Alessandro, com’è cambiato il bullismo in questi anni?
«Si è passati in pochissimo tempo da una 500 a una Ferrari; però la macchina esisteva già, il motore esisteva già, è stato solo potenziato e se ne è perso il controllo. Quindi, se sicuramente è cambiato il modo di relazionarsi in rete, la domanda che dobbiamo porci è se davvero dovessimo aspettare i social network e la pandemia, per preoccuparci di questi fatti.
La pandemia sicuramente ha incrementato le segnalazioni come riportato dai dati diffusi da Fondazione Carolina; inoltre è aumentato non solo il numero di casi, ma anche le richieste di aiuto. La diffusione dei media digitali e sociali anche nelle scuole ha, infatti, portato sotto i riflettori dell’opinione pubblica una serie di fenomeni da lungo tempo esistenti ma mai percepiti in maniera così urgente. Pensiamo in modo particolare a tutta la gamma dei comportamenti che di solito vengono raccolti sotto il generico ombrello del cyberbullismo».

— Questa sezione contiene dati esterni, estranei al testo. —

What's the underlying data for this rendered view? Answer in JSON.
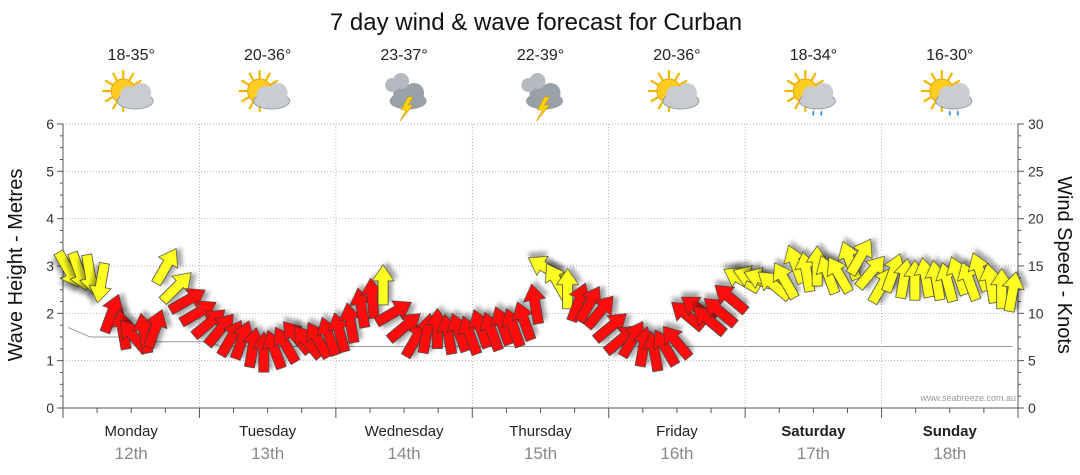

«Riporto un esempio concreto. La scuola italiana, in ogni ordine e grado ha dovuto modificare il proprio modo di insegnare, incrementando la famosa DAD (Didattica a distanza). Per la prima volta i docenti e gli educatori si sono trovati senza volerlo nei meccanismi di cyberbullismo, rischiando di trasformare se stessi nelle vittime di questo processo.
L’adescamento online è forse quello più temuto dai genitori, perché ci si sente vittime impotenti in balia di una figura esterna che irrompe in casa attraverso internet, se i figli non sono capaci di porre alcune regole per proteggersi».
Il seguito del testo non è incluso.